The zoo has purchased sterilization machine worth 20,000 rupees (about 182 U.S. dollars), gloves and feeding bottles to protect the live of the new arrival to the zoo. He is fed with "Lactol", a special infant formula for cat species, which costs 1,500 rupees ( about 13.64 U.S. dollars) per 250 grams.

They have also consulted the zoos in Indonesia and Singapore for further advice to raise the cub.

The tiger cub's mother, along with other two tigers, stepped into Sri Lankan shores from China 's Xiang Jiang Safari Park under an animal exchanged program in 2007.

Jagath Jayasekara, the veterinarian of the zoo, said the mother had refused to feed her three new born cubs in June 2010.

Those three tiger cubs died of dehydration.

"As we know her previous behavior, the cub was separated within hours of its birth. There are three reasons for a tigress to refuse feeding the new born. One is when they are not in the natural environment, the second is when the cubs have abnormalities and the third is psychological behavior of the mother," Jayasekara said.

According to Jayasekara, the reason for the mother to refuse the cub this time was possibly her previous experience and she was not used to feed her babies.

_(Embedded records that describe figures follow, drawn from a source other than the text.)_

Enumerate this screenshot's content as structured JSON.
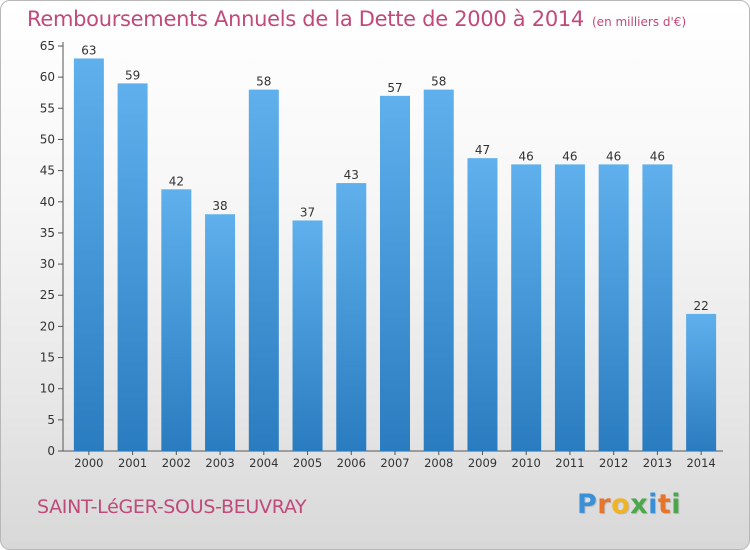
{
  "title": "Remboursements Annuels de la Dette de 2000 à 2014",
  "unit_label": "(en milliers d'€)",
  "footer": {
    "city": "SAINT-LéGER-SOUS-BEUVRAY",
    "logo_letters": [
      "P",
      "r",
      "o",
      "x",
      "i",
      "t",
      "i"
    ]
  },
  "colors": {
    "title": "#c04a7a",
    "bar_top": "#5fb0ec",
    "bar_bottom": "#2a7cc0",
    "logo": [
      "#3a8fd6",
      "#e8742a",
      "#f0b323",
      "#4aa84a",
      "#3a8fd6",
      "#e8742a",
      "#4aa84a"
    ]
  },
  "chart_data": {
    "type": "bar",
    "categories": [
      "2000",
      "2001",
      "2002",
      "2003",
      "2004",
      "2005",
      "2006",
      "2007",
      "2008",
      "2009",
      "2010",
      "2011",
      "2012",
      "2013",
      "2014"
    ],
    "values": [
      63,
      59,
      42,
      38,
      58,
      37,
      43,
      57,
      58,
      47,
      46,
      46,
      46,
      46,
      22
    ],
    "yticks": [
      0,
      5,
      10,
      15,
      20,
      25,
      30,
      35,
      40,
      45,
      50,
      55,
      60,
      65
    ],
    "ylim": [
      0,
      65
    ],
    "grid": false,
    "data_labels": true
  }
}
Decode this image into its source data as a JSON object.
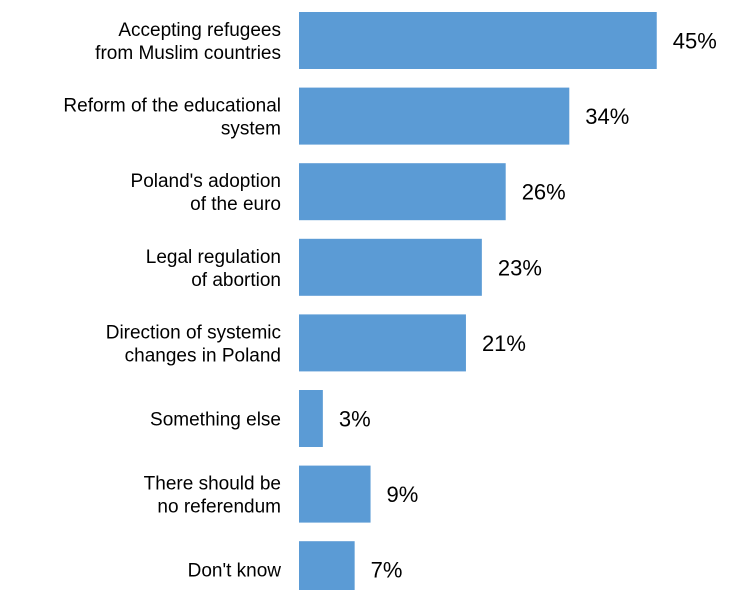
{
  "chart_data": {
    "type": "bar",
    "orientation": "horizontal",
    "categories": [
      [
        "Accepting refugees",
        "from Muslim countries"
      ],
      [
        "Reform of the educational",
        "system"
      ],
      [
        "Poland's adoption",
        "of the euro"
      ],
      [
        "Legal regulation",
        "of abortion"
      ],
      [
        "Direction of systemic",
        "changes in Poland"
      ],
      [
        "Something else"
      ],
      [
        "There should be",
        "no referendum"
      ],
      [
        "Don't know"
      ]
    ],
    "values": [
      45,
      34,
      26,
      23,
      21,
      3,
      9,
      7
    ],
    "value_labels": [
      "45%",
      "34%",
      "26%",
      "23%",
      "21%",
      "3%",
      "9%",
      "7%"
    ],
    "unit": "%",
    "xlim": [
      0,
      45
    ],
    "bar_color": "#5b9bd5",
    "grid": false,
    "legend": "none"
  }
}
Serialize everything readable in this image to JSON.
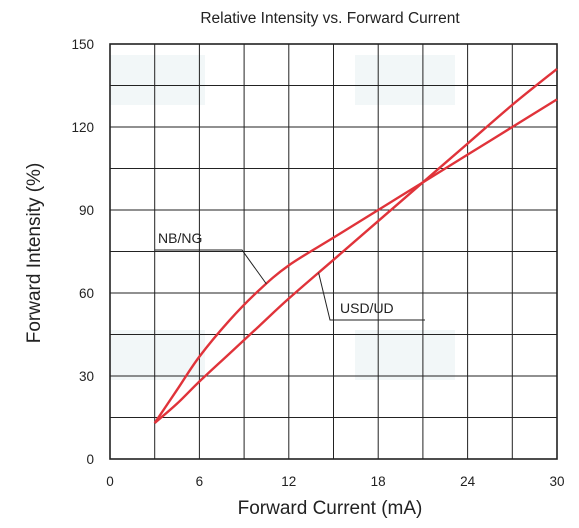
{
  "chart_data": {
    "type": "line",
    "title": "Relative Intensity vs. Forward Current",
    "xlabel": "Forward Current (mA)",
    "ylabel": "Forward Intensity (%)",
    "xlim": [
      0,
      30
    ],
    "ylim": [
      0,
      150
    ],
    "x_ticks": [
      0,
      6,
      12,
      18,
      24,
      30
    ],
    "y_ticks": [
      0,
      30,
      60,
      90,
      120,
      150
    ],
    "grid": true,
    "line_color": "#e0333a",
    "series": [
      {
        "name": "NB/NG",
        "x": [
          3,
          4.5,
          6,
          8,
          10,
          12,
          15,
          18,
          21,
          24,
          27,
          30
        ],
        "y": [
          13,
          25,
          37,
          50,
          61,
          70,
          80,
          90,
          100,
          110,
          120,
          130
        ]
      },
      {
        "name": "USD/UD",
        "x": [
          3,
          4.5,
          6,
          8,
          10,
          12,
          15,
          18,
          21,
          24,
          27,
          30
        ],
        "y": [
          13,
          20,
          28,
          38,
          48,
          58,
          72,
          86,
          100,
          114,
          128,
          141
        ]
      }
    ],
    "annotations": [
      {
        "text": "NB/NG",
        "series": "NB/NG",
        "at_x": 10.5
      },
      {
        "text": "USD/UD",
        "series": "USD/UD",
        "at_x": 14
      }
    ]
  }
}
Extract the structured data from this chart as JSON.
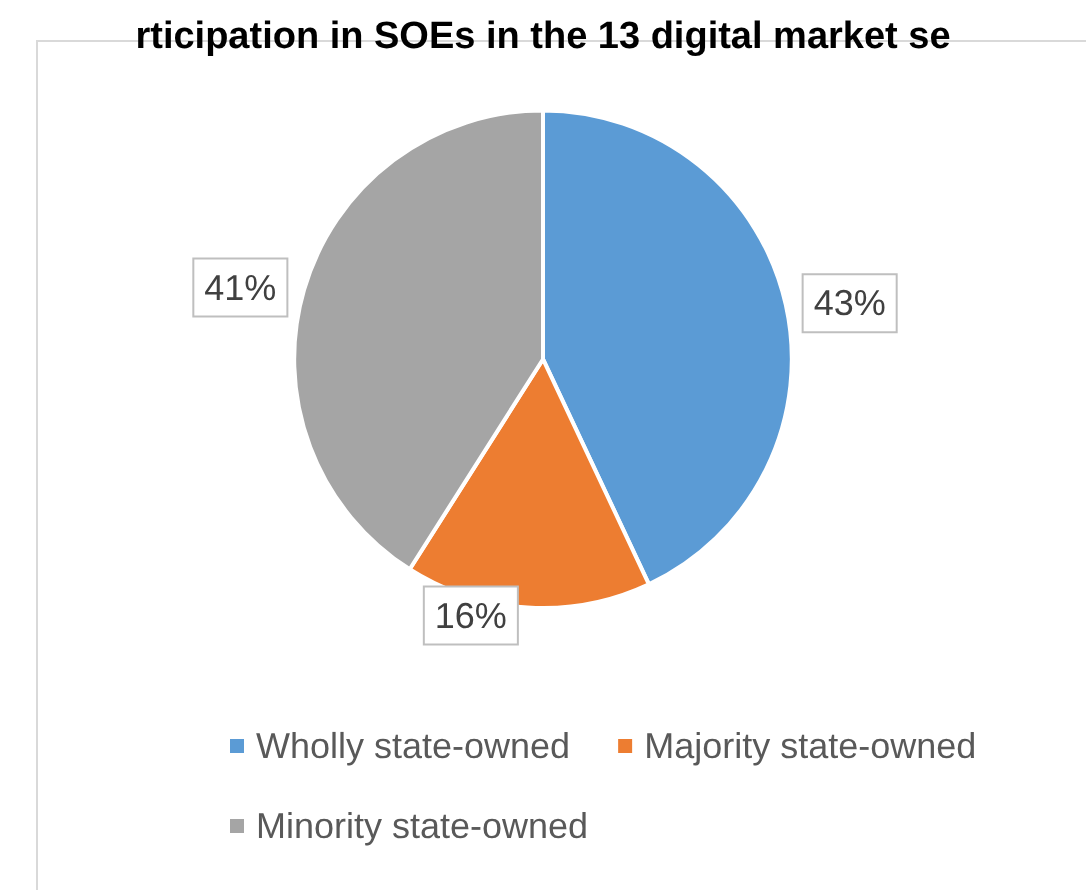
{
  "chart_data": {
    "type": "pie",
    "title": "rticipation in SOEs in the 13 digital market se",
    "categories": [
      "Wholly state-owned",
      "Majority state-owned",
      "Minority state-owned"
    ],
    "values": [
      43,
      16,
      41
    ],
    "colors": [
      "#5b9bd5",
      "#ed7d31",
      "#a5a5a5"
    ],
    "value_labels": [
      "43%",
      "16%",
      "41%"
    ],
    "legend": "bottom"
  }
}
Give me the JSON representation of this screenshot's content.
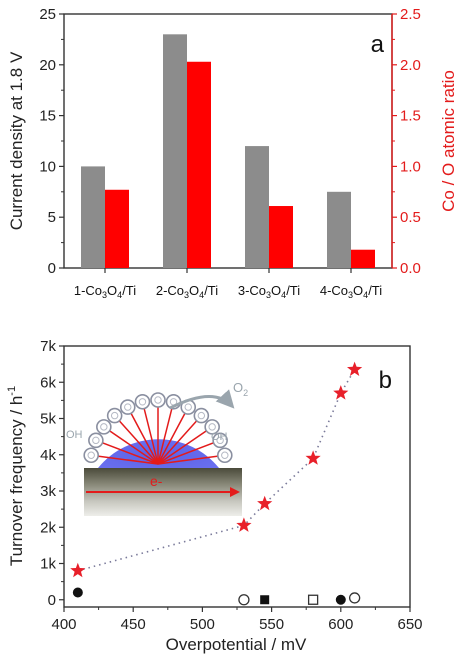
{
  "colors": {
    "gray_bar": "#8c8c8c",
    "red": "#ff0000",
    "red_axis": "#e31b1b",
    "star": "#e8202a",
    "dot_line": "#7a7a9a"
  },
  "chart_data": [
    {
      "type": "bar",
      "panel": "a",
      "categories": [
        {
          "prefix": "1-Co",
          "sub1": "3",
          "mid": "O",
          "sub2": "4",
          "suffix": "/Ti"
        },
        {
          "prefix": "2-Co",
          "sub1": "3",
          "mid": "O",
          "sub2": "4",
          "suffix": "/Ti"
        },
        {
          "prefix": "3-Co",
          "sub1": "3",
          "mid": "O",
          "sub2": "4",
          "suffix": "/Ti"
        },
        {
          "prefix": "4-Co",
          "sub1": "3",
          "mid": "O",
          "sub2": "4",
          "suffix": "/Ti"
        }
      ],
      "series": [
        {
          "values": [
            10,
            23,
            12,
            7.5
          ],
          "axis": "left",
          "color": "#8c8c8c"
        },
        {
          "values": [
            0.77,
            2.03,
            0.61,
            0.18
          ],
          "axis": "right",
          "color": "#ff0000"
        }
      ],
      "ylabel": "Current density  at 1.8 V",
      "ylim": [
        0,
        25
      ],
      "yticks": [
        "0",
        "5",
        "10",
        "15",
        "20",
        "25"
      ],
      "y2label": "Co / O atomic ratio",
      "y2lim": [
        0,
        2.5
      ],
      "y2ticks": [
        "0.0",
        "0.5",
        "1.0",
        "1.5",
        "2.0",
        "2.5"
      ]
    },
    {
      "type": "scatter",
      "panel": "b",
      "series": [
        {
          "marker": "star",
          "x": [
            410,
            530,
            545,
            580,
            600,
            610
          ],
          "y": [
            800,
            2050,
            2650,
            3900,
            5700,
            6350
          ]
        },
        {
          "marker": "filled-circle",
          "x": [
            410,
            600
          ],
          "y": [
            200,
            0
          ]
        },
        {
          "marker": "open-circle",
          "x": [
            530,
            610
          ],
          "y": [
            0,
            50
          ]
        },
        {
          "marker": "filled-square",
          "x": [
            545
          ],
          "y": [
            0
          ]
        },
        {
          "marker": "open-square",
          "x": [
            580
          ],
          "y": [
            0
          ]
        }
      ],
      "xlabel": "Overpotential / mV",
      "ylabel": "Turnover frequency / h",
      "ylabel_sup": "-1",
      "xlim": [
        400,
        650
      ],
      "ylim": [
        -200,
        7000
      ],
      "xticks": [
        "400",
        "450",
        "500",
        "550",
        "600",
        "650"
      ],
      "yticks": [
        "0",
        "1k",
        "2k",
        "3k",
        "4k",
        "5k",
        "6k",
        "7k"
      ],
      "inset": {
        "electron_label": "e-",
        "o2_label": "O",
        "o2_sub": "2",
        "oh_label": "OH"
      }
    }
  ]
}
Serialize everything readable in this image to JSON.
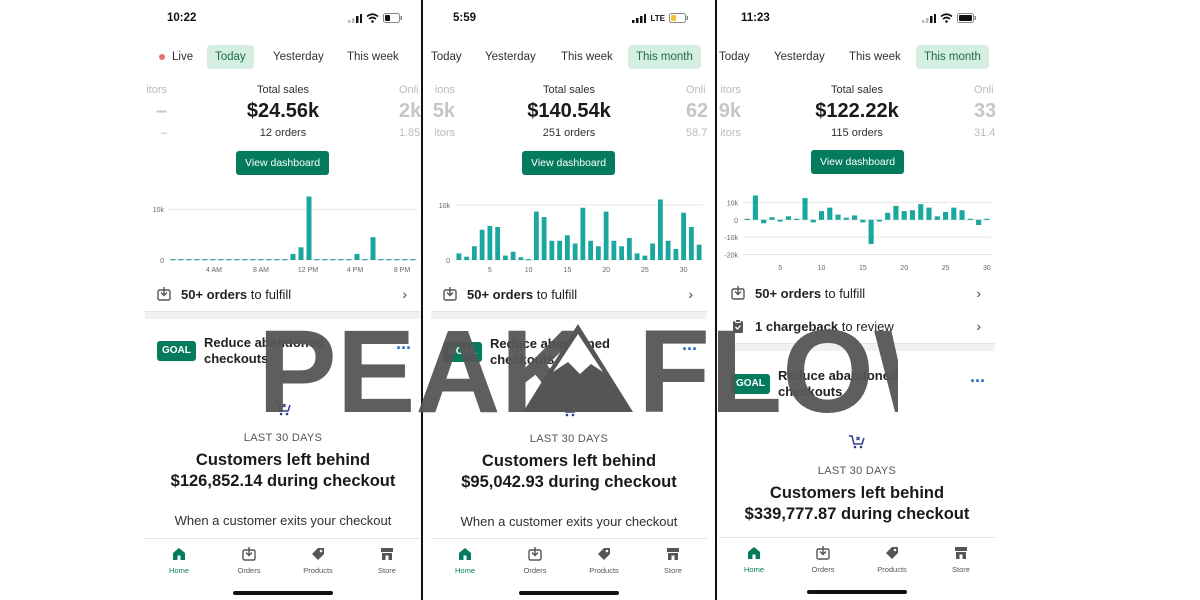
{
  "colors": {
    "accent": "#047b5d",
    "bar": "#1aa7a0",
    "active_tab_bg": "#d5eee2",
    "link": "#2c6ecb"
  },
  "watermark": {
    "left": "PEAK",
    "right": "FLOW"
  },
  "nav": {
    "home": "Home",
    "orders": "Orders",
    "products": "Products",
    "store": "Store"
  },
  "common": {
    "view_dashboard": "View dashboard",
    "fulfill_bold": "50+ orders",
    "fulfill_rest": " to fulfill",
    "goal_badge": "GOAL",
    "goal_title": "Reduce abandoned checkouts",
    "last_30_days": "LAST 30 DAYS",
    "headline_line1": "Customers left behind",
    "body_text": "When a customer exits your checkout"
  },
  "phones": [
    {
      "time": "10:22",
      "tabs": {
        "live": "Live",
        "today": "Today",
        "yesterday": "Yesterday",
        "this_week": "This week"
      },
      "active_tab": "Today",
      "left_metric": {
        "label": "itors",
        "value": "–",
        "sub": "–"
      },
      "total_sales": {
        "label": "Total sales",
        "value": "$24.56k",
        "orders": "12 orders"
      },
      "right_metric": {
        "label": "Onli",
        "value": "2k",
        "sub": "1.85"
      },
      "abandoned_amount": "$126,852.14 during checkout",
      "chart": {
        "y_ticks": [
          "10k",
          "0"
        ],
        "x_ticks": [
          "4 AM",
          "8 AM",
          "12 PM",
          "4 PM",
          "8 PM"
        ],
        "values": [
          0,
          0,
          0,
          0,
          0,
          0,
          0,
          0,
          0,
          0,
          0,
          0,
          0,
          0,
          0,
          1200,
          2500,
          12500,
          0,
          0,
          0,
          0,
          0,
          1200,
          0,
          4500,
          0,
          0,
          0,
          0,
          0
        ],
        "ymax": 13000,
        "ymin": 0
      }
    },
    {
      "time": "5:59",
      "tabs": {
        "today": "Today",
        "yesterday": "Yesterday",
        "this_week": "This week",
        "this_month": "This month"
      },
      "active_tab": "This month",
      "left_metric": {
        "label": "ions",
        "value": "5k",
        "sub": "itors"
      },
      "total_sales": {
        "label": "Total sales",
        "value": "$140.54k",
        "orders": "251 orders"
      },
      "right_metric": {
        "label": "Onli",
        "value": "62",
        "sub": "58.7"
      },
      "abandoned_amount": "$95,042.93 during checkout",
      "chart": {
        "y_ticks": [
          "10k",
          "0"
        ],
        "x_ticks": [
          "5",
          "10",
          "15",
          "20",
          "25",
          "30"
        ],
        "values": [
          1200,
          600,
          2500,
          5500,
          6200,
          6000,
          800,
          1500,
          500,
          0,
          8800,
          7800,
          3500,
          3500,
          4500,
          3000,
          9500,
          3500,
          2500,
          8800,
          3500,
          2500,
          4000,
          1200,
          800,
          3000,
          11000,
          3500,
          2000,
          8600,
          6000,
          2800
        ],
        "ymax": 12000,
        "ymin": 0
      }
    },
    {
      "time": "11:23",
      "tabs": {
        "today": "Today",
        "yesterday": "Yesterday",
        "this_week": "This week",
        "this_month": "This month"
      },
      "active_tab": "This month",
      "left_metric": {
        "label": "itors",
        "value": "9k",
        "sub": "itors"
      },
      "total_sales": {
        "label": "Total sales",
        "value": "$122.22k",
        "orders": "115 orders"
      },
      "right_metric": {
        "label": "Onli",
        "value": "33",
        "sub": "31.4"
      },
      "chargeback": {
        "bold": "1 chargeback",
        "rest": " to review"
      },
      "abandoned_amount": "$339,777.87 during checkout",
      "chart": {
        "y_ticks": [
          "10k",
          "0",
          "-10k",
          "-20k"
        ],
        "x_ticks": [
          "5",
          "10",
          "15",
          "20",
          "25",
          "30"
        ],
        "values": [
          0,
          14000,
          -2000,
          1500,
          -1000,
          2000,
          0,
          12500,
          -1500,
          5000,
          7000,
          3000,
          1200,
          2500,
          -1500,
          -14000,
          -1000,
          4000,
          8000,
          5000,
          5500,
          9000,
          7000,
          2000,
          4500,
          7000,
          5500,
          0,
          -3000,
          0
        ],
        "ymax": 16000,
        "ymin": -22000
      }
    }
  ]
}
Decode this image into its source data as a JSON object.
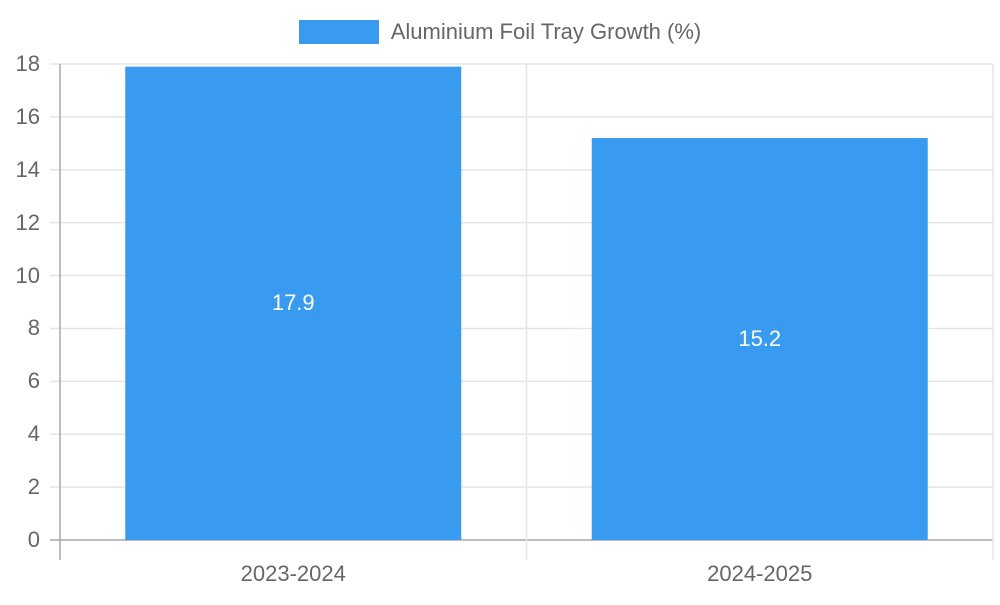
{
  "chart_data": {
    "type": "bar",
    "title": "",
    "categories": [
      "2023-2024",
      "2024-2025"
    ],
    "series": [
      {
        "name": "Aluminium Foil Tray Growth (%)",
        "values": [
          17.9,
          15.2
        ],
        "color": "#389BEF"
      }
    ],
    "xlabel": "",
    "ylabel": "",
    "ylim": [
      0,
      18
    ],
    "yticks": [
      0,
      2,
      4,
      6,
      8,
      10,
      12,
      14,
      16,
      18
    ],
    "grid": true,
    "legend_position": "top",
    "data_labels": [
      "17.9",
      "15.2"
    ]
  },
  "legend": {
    "label": "Aluminium Foil Tray Growth (%)"
  },
  "colors": {
    "bar": "#389BEF",
    "grid": "#E5E5E5",
    "axis": "#A8A8A8",
    "text": "#666666"
  }
}
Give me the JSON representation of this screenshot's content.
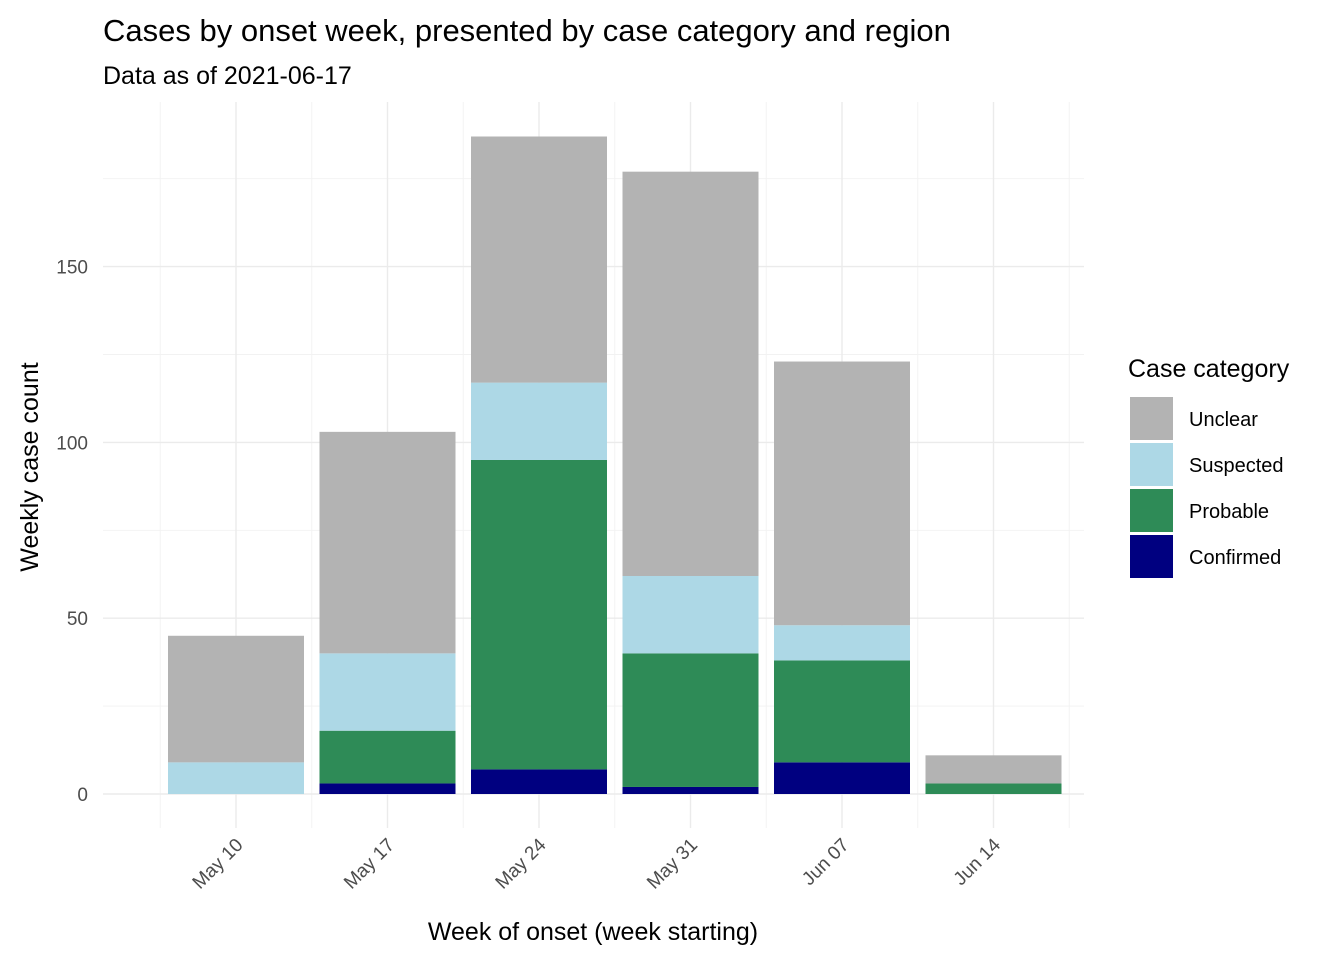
{
  "chart_data": {
    "type": "bar",
    "stacked": true,
    "title": "Cases by onset week, presented by case category and region",
    "subtitle": "Data as of 2021-06-17",
    "xlabel": "Week of onset (week starting)",
    "ylabel": "Weekly case count",
    "categories": [
      "May 10",
      "May 17",
      "May 24",
      "May 31",
      "Jun 07",
      "Jun 14"
    ],
    "ylim": [
      0,
      190
    ],
    "yticks": [
      0,
      50,
      100,
      150
    ],
    "grid": true,
    "legend": {
      "title": "Case category",
      "position": "right"
    },
    "series": [
      {
        "name": "Confirmed",
        "color": "#000080",
        "values": [
          0,
          3,
          7,
          2,
          9,
          0
        ]
      },
      {
        "name": "Probable",
        "color": "#2e8b57",
        "values": [
          0,
          15,
          88,
          38,
          29,
          3
        ]
      },
      {
        "name": "Suspected",
        "color": "#add8e6",
        "values": [
          9,
          22,
          22,
          22,
          10,
          0
        ]
      },
      {
        "name": "Unclear",
        "color": "#b3b3b3",
        "values": [
          36,
          63,
          70,
          115,
          75,
          8
        ]
      }
    ],
    "legend_order": [
      "Unclear",
      "Suspected",
      "Probable",
      "Confirmed"
    ]
  }
}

"But last time, we found at the post-mortem that her three cubs were deformed and had abnormalities in their liver functioning. That was the reason for her to refuse them," he said.

The veterinarian said the mother could be tranquilized to get the colostrum but they feared the drugs given to tranquilize the animal would go into the cub's body.

The tiger cub, born with a weight of 900 grams, is now 1200 grams and adapting to the new environment.

While his mother roaming and roaring in her "empty nest," the baby sleeps quietly in a baby cot with a cozy mattress and a pillow, covered by a mosquito net.

Drinking bottled milk and sitting on the lap of the experienced caretaker, Palitha, who raised abandoned animals in the zoo including a chimpanzee, he gradually responds to human voice.

Unlike a cub in the den, he will play with stuffed toys instead of bones of dead animals and will soon run after Palitha like a cat.

The tiger cub, if lucky enough to survive for the next three months, will be the first ever human friendly Bengali Tiger in the zoo.